Engineers create first 3D printed car

Engineers create first 3D printed car

A team of super nerds/Belgium engineering students has created a 3D printed car.

Let's face it, it was only a matter of time before some tech geeks/geniuses used this latest printing innovation to build something like this. Oh, and did we mention that it is fully functional and can reach speeds of up to 88 mph?

Created for the Formula Student Challenge, the vehicle students designed had to be a non-professional weekend autocross or sprint racer for a niche sales market that will be part of a viable business model.

The car is not completely made from printed parts, but the entire body was created on a 3D printer.

Underneath the printed body, an 85 kW motor drawing power from 50-volt lithium polymer batteries sends the Areion from zero to 62 mph in 3.2 seconds with a top speed of 88 mph.

Inside is an electric drivetrain made from bio-composite materials, and a bio-composite race seat that brings the total weight to 617 pounds. A double-A carbon wishbone suspension system with titanium uprights keeps the steering tight.
So basically, they printed the outside and it is run off a really big battery.

The team behind the car, Formula Group T, consists of 16 International University College Leuven engineering students.
Working with Materialise, a 3D printing specialist company, they used 'stereolithography techniques' – a massive 3D printer that printed the entire car body in one go.
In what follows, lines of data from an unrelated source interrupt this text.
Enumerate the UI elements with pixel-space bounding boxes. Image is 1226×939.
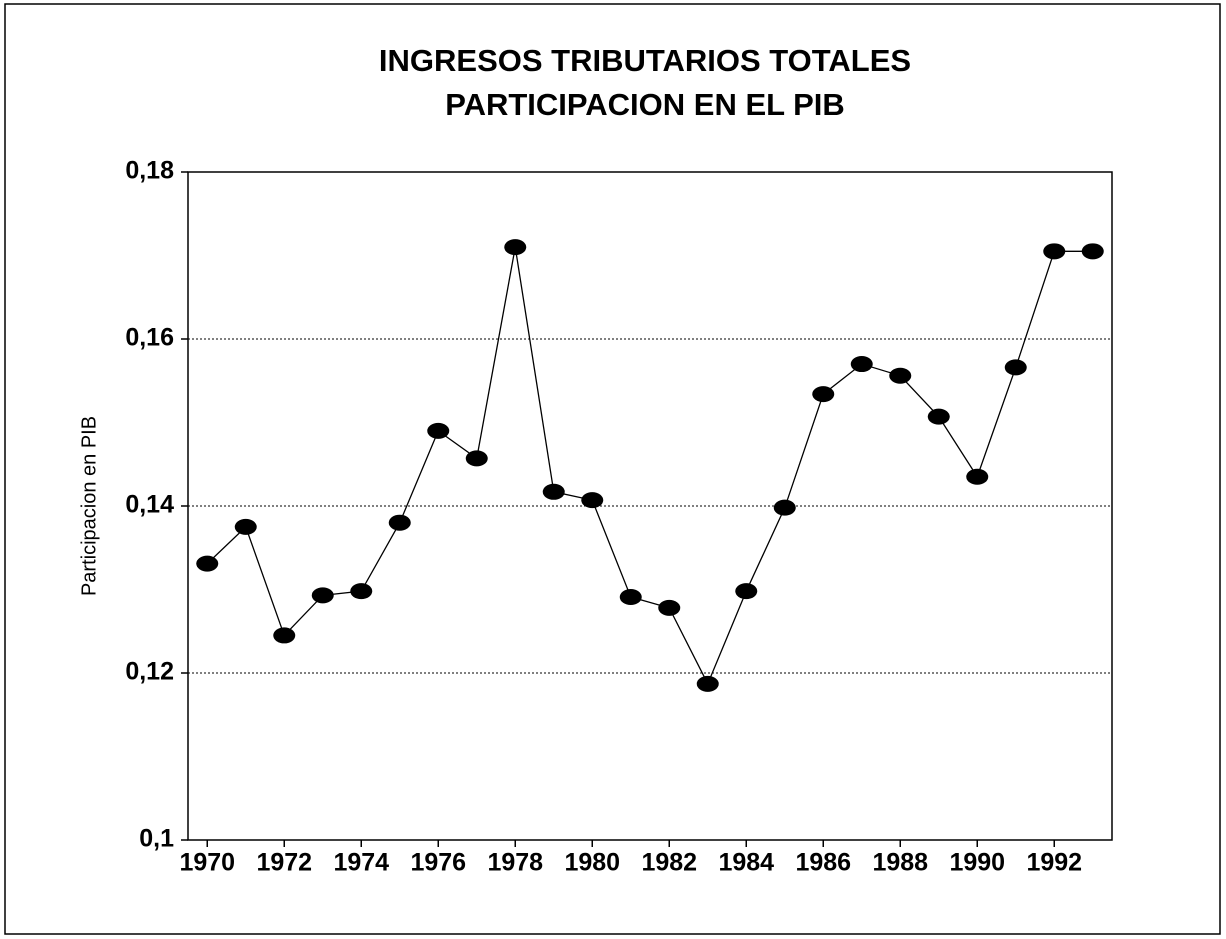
data-point [927, 408, 950, 425]
data-point [542, 483, 565, 500]
x-tick-label: 1972 [256, 849, 312, 877]
frame [4, 3, 1221, 935]
data-point [773, 499, 796, 516]
data-point [350, 583, 373, 600]
x-tick-label: 1990 [949, 849, 1005, 877]
data-point [273, 627, 296, 644]
x-tick-label: 1976 [410, 849, 466, 877]
x-tick-label: 1984 [718, 849, 774, 877]
x-tick-label: 1974 [333, 849, 389, 877]
y-tick-label: 0,1 [139, 825, 174, 853]
data-point [889, 367, 912, 384]
data-point [1043, 243, 1066, 260]
data-point [812, 386, 835, 403]
data-point [619, 589, 642, 606]
data-point [696, 675, 719, 692]
data-point [465, 450, 488, 467]
data-point [1081, 243, 1104, 260]
data-point [966, 468, 989, 485]
chart-subtitle: PARTICIPACION EN EL PIB [445, 87, 845, 122]
x-tick-label: 1970 [179, 849, 235, 877]
x-tick-label: 1982 [641, 849, 697, 877]
x-tick-label: 1988 [872, 849, 928, 877]
data-point [658, 599, 681, 616]
x-tick-label: 1978 [487, 849, 543, 877]
x-tick-label: 1980 [564, 849, 620, 877]
data-point [735, 583, 758, 600]
x-tick-label: 1992 [1026, 849, 1082, 877]
chart-title: INGRESOS TRIBUTARIOS TOTALES [379, 43, 911, 78]
y-tick-label: 0,18 [125, 157, 174, 185]
x-tick-label: 1986 [795, 849, 851, 877]
data-point [196, 555, 219, 572]
data-point [504, 239, 527, 256]
data-point [850, 356, 873, 373]
y-tick-label: 0,12 [125, 658, 174, 686]
data-point [388, 514, 411, 531]
data-point [234, 518, 257, 535]
y-axis-label: Participacion en PIB [78, 416, 100, 596]
series-line [206, 247, 1093, 686]
y-tick-label: 0,16 [125, 324, 174, 352]
data-point [1004, 359, 1027, 376]
data-point [427, 422, 450, 439]
data-point [581, 492, 604, 509]
y-tick-label: 0,14 [125, 491, 174, 519]
data-point [311, 587, 334, 604]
The huge printer constructs something by layering a liquid polymer that hardens when it is struck by a laser beam.

Each time, the laser printed layers are lowered together with the vessel's resin level.
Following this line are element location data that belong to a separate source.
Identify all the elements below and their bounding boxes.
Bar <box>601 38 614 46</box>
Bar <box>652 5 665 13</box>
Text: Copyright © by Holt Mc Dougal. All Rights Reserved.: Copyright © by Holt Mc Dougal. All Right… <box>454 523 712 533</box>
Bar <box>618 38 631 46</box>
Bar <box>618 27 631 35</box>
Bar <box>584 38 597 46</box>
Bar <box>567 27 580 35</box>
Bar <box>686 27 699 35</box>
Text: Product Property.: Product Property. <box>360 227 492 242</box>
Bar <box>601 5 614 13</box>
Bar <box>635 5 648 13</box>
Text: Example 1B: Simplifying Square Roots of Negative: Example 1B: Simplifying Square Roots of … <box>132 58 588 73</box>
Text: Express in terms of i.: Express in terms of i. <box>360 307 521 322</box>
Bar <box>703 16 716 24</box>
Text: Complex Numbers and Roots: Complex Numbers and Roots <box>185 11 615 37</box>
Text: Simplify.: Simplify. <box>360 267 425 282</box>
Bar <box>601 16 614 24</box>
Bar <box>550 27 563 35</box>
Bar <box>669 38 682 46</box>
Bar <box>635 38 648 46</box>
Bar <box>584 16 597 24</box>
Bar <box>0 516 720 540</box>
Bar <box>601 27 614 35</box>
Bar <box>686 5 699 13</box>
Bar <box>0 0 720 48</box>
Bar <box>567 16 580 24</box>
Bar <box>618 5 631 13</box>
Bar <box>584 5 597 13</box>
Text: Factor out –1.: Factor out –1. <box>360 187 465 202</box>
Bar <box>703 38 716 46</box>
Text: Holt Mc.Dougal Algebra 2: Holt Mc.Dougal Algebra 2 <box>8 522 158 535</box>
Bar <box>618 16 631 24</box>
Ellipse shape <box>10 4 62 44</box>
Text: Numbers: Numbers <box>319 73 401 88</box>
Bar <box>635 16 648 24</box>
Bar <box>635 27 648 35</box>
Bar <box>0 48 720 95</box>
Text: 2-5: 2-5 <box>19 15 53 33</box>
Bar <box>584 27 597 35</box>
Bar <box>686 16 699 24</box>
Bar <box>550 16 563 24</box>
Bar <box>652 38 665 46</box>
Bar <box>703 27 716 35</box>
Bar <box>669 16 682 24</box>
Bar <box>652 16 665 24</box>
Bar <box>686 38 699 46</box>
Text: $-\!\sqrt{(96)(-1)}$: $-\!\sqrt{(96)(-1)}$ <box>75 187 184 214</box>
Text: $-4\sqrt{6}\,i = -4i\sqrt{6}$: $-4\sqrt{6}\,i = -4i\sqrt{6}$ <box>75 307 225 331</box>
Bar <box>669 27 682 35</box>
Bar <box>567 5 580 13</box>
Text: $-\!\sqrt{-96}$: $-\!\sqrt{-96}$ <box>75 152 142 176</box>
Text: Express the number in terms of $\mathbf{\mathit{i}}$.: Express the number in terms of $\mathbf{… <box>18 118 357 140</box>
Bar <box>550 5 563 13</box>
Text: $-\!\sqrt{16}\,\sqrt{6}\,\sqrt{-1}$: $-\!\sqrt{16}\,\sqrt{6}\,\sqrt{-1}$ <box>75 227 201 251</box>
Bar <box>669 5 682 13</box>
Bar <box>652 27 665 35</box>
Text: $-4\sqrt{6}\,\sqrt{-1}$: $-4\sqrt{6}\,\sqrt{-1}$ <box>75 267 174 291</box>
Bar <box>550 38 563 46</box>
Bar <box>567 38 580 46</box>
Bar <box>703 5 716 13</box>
Afterwards, a small reservoir moves over the vessel and disposes a film of liquid polymer onto the whole vessel. This curtain recoating technology needs less time between layers than the traditional stereolithography technology which uses a scraper.

Although it will definitely be some time until we see entire, whole, fully function cars roll off the back of a printer, this latest technological achievement could well be a glimpse into what the future of sustainable motor cars looks like.